Power bill relief is coming for Victorians no matter which party wins the state election, with promises from both sides at their official launches.
After the coalition unveiled its "bill buster" policy on Sunday morning, Premier Daniel Andrews promised another round of the $250 power saving bonus if Labor is re-elected on November 26.
The October federal budget forecast a 56 per cent rise in electricity prices over the next 18 months, while gas prices are expected to increase by 40 per cent.
Under an extension of Labor's program, $250 payments would be made to every Victorian household that compares their energy offers from March next year.
"It will help families shop around," Mr Andrews told Labor faithful gathered at Cranbourne Community Theatre ahead of early voting centres opening on Monday.
"It'll mean more money in your pocket now, plus savings each year, every year."
Mr Andrews told the crowd at least 6000 apprentices and trainees would be hired under Labor's plan to re-establish the State Electricity Commission (SEC).
Other new commitments include a full week of work experience in clean energy for 10,000 students, VCE classes on TAFE courses and local content requirements on state-owned and supported renewable energy projects.
The premier also unveiled a $207 million package for specialist schools, including extending outside hours of care, National Disability Insurance Scheme navigators in every school and 1000 scholarships to attract speech pathologists.
"We have 13 days that will determine what happens in our state for the next four years," Mr Andrews said.
In Port Melbourne, Opposition Leader Matthew Guy promised a Liberal-National government would cut $235 from household electricity bills by scrapping the electricity supply charge portion of bills for the first half of 2023.
It's expected to cost taxpayers about $200m and whether it can be extended would depend on the budget, but it can be done by executive powers and will not need legislation.
New gas projects in Victoria would also be quarantined to supply only the state under another newly minted coalition election policy.
"We will legislate to require that 100 per cent of all new gas produced in Victoria is quarantined for Victorian use," Mr Guy said.
In 2012, the Liberal-National government put a moratorium on all onshore gas exploration, which the Labor government maintained.
The Andrews Labor government permanently banned fracking and coal seam gas extraction in 2017 and then allowed conventional exploration to restart last year.
"Allowing the private sector to locate new sources of gas will help to bring more supply into the Victorian energy market and reduce cost pressures," Mr Guy said.
The major party launches came after Victorian Electoral Commission confirmed its investigation into the Liberal donor scandal will not be complete before election day.

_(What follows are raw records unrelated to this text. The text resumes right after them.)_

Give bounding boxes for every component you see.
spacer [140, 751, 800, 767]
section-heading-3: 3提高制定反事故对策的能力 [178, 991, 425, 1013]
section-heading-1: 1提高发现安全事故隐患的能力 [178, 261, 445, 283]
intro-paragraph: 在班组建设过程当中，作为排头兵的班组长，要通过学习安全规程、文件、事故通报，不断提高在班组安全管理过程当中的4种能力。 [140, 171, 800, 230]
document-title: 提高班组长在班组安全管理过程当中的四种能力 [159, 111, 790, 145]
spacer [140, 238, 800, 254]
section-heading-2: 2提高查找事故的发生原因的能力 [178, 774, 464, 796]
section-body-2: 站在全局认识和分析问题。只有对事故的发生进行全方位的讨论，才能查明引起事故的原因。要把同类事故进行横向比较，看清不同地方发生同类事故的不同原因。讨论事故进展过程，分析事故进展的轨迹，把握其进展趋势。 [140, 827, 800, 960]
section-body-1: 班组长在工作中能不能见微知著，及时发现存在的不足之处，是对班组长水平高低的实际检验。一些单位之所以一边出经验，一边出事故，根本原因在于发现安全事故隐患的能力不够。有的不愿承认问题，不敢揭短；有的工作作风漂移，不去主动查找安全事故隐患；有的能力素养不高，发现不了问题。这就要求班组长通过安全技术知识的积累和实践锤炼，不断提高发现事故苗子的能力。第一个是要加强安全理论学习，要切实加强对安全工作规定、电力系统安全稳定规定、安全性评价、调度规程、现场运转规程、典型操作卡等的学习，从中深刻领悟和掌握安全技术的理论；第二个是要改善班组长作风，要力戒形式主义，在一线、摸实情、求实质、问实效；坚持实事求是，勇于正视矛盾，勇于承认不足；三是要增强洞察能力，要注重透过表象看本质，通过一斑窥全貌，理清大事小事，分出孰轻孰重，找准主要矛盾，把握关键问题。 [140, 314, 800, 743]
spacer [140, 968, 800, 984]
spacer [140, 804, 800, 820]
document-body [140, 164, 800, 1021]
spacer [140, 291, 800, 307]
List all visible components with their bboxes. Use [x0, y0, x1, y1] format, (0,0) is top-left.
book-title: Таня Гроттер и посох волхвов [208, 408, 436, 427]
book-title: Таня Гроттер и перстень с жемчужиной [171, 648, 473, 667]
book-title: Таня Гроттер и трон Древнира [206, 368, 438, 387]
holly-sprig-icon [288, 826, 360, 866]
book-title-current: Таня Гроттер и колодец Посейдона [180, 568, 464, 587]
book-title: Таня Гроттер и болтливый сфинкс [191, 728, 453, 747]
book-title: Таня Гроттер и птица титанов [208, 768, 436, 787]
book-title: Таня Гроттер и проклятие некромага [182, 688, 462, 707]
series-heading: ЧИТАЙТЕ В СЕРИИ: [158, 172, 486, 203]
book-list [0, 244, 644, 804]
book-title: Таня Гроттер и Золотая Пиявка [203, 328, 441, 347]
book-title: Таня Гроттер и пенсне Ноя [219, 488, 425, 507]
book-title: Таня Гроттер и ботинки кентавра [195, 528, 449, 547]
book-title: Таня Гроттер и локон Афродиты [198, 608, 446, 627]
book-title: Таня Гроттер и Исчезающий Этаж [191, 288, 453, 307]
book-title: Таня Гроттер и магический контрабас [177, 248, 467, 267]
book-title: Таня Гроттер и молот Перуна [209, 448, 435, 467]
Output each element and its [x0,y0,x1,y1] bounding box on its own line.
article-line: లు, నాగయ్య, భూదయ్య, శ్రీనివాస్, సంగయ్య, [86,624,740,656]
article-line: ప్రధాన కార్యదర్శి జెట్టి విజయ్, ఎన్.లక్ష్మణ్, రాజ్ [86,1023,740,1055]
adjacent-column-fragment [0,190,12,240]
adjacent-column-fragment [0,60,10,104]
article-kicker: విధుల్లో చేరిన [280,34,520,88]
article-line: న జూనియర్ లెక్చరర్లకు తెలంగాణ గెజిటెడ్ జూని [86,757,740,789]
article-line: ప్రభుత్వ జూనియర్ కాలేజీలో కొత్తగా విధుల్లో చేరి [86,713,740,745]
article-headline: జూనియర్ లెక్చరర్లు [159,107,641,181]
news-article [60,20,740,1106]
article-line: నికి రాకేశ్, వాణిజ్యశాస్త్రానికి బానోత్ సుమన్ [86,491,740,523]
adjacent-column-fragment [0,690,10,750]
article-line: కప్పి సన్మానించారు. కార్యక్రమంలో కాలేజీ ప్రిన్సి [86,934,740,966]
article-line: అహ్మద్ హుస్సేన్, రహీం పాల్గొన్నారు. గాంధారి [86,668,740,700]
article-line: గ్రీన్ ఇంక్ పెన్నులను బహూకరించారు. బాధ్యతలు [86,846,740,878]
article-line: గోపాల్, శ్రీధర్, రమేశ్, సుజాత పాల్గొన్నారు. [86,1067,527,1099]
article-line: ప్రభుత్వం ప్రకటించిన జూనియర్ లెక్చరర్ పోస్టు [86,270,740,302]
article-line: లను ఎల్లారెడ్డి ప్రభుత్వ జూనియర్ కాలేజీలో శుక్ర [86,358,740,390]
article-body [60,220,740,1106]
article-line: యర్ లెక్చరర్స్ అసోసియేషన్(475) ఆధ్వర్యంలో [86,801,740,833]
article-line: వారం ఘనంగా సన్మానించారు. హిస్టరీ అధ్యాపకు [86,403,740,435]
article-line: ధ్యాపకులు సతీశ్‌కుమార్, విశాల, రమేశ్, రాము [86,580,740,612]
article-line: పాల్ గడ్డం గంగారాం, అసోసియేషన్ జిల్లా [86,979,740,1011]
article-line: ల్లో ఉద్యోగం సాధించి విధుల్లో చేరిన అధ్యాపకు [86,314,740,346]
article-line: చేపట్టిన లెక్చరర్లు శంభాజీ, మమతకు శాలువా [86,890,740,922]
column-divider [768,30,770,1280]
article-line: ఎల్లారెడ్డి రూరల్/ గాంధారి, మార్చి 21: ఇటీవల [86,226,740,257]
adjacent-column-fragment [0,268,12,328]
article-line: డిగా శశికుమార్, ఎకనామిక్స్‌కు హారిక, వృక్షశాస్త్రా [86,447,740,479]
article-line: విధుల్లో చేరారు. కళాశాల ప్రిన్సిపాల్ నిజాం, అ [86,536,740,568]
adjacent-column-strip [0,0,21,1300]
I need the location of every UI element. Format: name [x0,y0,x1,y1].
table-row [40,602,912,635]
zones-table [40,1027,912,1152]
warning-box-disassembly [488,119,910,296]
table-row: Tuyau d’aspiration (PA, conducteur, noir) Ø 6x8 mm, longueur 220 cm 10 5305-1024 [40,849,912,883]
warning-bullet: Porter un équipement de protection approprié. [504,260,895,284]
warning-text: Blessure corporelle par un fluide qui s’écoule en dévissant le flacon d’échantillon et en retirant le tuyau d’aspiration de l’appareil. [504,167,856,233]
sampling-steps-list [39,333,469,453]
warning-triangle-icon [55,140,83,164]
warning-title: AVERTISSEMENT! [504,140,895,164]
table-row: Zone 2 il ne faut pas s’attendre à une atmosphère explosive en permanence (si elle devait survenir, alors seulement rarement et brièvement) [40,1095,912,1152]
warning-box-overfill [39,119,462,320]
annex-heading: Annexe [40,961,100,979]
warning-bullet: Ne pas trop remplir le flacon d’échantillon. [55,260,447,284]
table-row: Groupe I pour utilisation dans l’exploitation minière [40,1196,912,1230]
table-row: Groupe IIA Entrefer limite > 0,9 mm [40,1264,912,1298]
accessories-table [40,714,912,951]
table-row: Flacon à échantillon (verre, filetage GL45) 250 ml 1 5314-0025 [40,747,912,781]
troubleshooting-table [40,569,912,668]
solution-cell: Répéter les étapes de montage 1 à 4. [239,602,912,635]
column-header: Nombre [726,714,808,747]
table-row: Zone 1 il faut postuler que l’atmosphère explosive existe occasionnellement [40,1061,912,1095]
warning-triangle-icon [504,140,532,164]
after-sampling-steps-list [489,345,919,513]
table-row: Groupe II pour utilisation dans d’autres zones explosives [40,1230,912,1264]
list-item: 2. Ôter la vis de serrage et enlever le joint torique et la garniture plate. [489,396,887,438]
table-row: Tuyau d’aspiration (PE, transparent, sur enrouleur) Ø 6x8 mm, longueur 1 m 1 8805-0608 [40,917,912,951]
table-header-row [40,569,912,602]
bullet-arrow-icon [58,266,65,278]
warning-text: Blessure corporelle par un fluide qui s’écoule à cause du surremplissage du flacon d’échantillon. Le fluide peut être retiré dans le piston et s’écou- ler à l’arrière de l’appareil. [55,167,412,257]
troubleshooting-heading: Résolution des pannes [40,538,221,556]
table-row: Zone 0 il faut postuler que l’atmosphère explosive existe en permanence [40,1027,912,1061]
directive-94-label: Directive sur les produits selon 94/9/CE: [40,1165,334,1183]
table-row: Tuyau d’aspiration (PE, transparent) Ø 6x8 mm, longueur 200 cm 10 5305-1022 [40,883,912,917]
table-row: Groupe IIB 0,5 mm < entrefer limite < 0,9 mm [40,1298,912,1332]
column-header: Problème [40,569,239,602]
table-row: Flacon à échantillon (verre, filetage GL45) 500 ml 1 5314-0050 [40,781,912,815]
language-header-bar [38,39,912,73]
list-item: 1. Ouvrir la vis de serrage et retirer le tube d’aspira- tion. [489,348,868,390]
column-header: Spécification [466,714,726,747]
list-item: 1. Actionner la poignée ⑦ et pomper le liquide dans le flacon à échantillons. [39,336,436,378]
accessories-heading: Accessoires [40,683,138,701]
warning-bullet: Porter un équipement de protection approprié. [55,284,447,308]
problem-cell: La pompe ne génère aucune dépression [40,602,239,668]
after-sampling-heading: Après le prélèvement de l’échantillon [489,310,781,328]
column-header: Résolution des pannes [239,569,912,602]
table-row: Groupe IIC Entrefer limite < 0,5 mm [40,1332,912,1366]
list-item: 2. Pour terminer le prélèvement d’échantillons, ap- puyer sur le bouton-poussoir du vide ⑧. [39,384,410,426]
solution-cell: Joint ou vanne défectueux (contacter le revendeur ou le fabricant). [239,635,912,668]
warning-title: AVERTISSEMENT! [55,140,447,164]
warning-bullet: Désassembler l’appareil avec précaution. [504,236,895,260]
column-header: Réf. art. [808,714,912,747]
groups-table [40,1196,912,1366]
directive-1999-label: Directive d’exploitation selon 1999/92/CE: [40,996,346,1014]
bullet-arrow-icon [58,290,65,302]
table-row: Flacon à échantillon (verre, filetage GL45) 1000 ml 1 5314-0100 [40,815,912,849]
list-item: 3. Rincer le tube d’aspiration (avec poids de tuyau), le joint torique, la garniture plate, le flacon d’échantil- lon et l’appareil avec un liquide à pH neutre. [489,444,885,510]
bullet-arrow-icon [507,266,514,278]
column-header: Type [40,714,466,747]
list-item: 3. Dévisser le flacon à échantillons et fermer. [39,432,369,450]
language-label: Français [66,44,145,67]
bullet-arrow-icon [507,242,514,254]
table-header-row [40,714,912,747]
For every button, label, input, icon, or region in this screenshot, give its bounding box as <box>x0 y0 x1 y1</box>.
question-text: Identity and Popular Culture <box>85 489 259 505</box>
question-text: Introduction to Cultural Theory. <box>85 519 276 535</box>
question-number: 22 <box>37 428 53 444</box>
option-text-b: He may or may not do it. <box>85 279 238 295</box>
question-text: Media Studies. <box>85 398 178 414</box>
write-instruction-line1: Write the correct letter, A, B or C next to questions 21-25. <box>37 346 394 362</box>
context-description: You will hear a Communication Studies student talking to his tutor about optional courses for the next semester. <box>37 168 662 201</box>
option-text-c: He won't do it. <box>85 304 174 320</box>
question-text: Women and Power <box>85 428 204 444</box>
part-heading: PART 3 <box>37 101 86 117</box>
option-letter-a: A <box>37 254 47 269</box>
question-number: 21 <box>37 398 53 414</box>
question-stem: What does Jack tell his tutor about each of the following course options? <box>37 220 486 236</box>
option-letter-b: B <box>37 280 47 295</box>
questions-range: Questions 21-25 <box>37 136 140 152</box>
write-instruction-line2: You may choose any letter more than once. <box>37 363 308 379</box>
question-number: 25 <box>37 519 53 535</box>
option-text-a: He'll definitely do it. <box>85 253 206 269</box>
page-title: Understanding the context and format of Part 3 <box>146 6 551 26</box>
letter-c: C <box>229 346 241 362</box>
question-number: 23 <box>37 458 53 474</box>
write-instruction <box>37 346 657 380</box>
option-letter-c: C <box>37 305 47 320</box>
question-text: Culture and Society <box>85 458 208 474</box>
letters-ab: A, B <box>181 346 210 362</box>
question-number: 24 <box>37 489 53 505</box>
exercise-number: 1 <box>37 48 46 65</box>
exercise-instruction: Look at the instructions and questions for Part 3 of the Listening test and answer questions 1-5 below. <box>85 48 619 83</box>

The probe was initiated after former chief of staff Mitch Catlin solicited a billionaire Liberal donor to make more than $100,000 in payments to his private marketing company.
Mr Guy has repeatedly insisted a contract sent to his personal email address was never signed or agreed to despite Mr Catlin resigning.
In August, the Liberal leader promised to hand over all relevant documents after being contacted by the VEC but on Sunday the body said it would not rush its investigation.
"The Victorian Electoral Commission acknowledges that the matter will not be resolved prior to the state election," it said.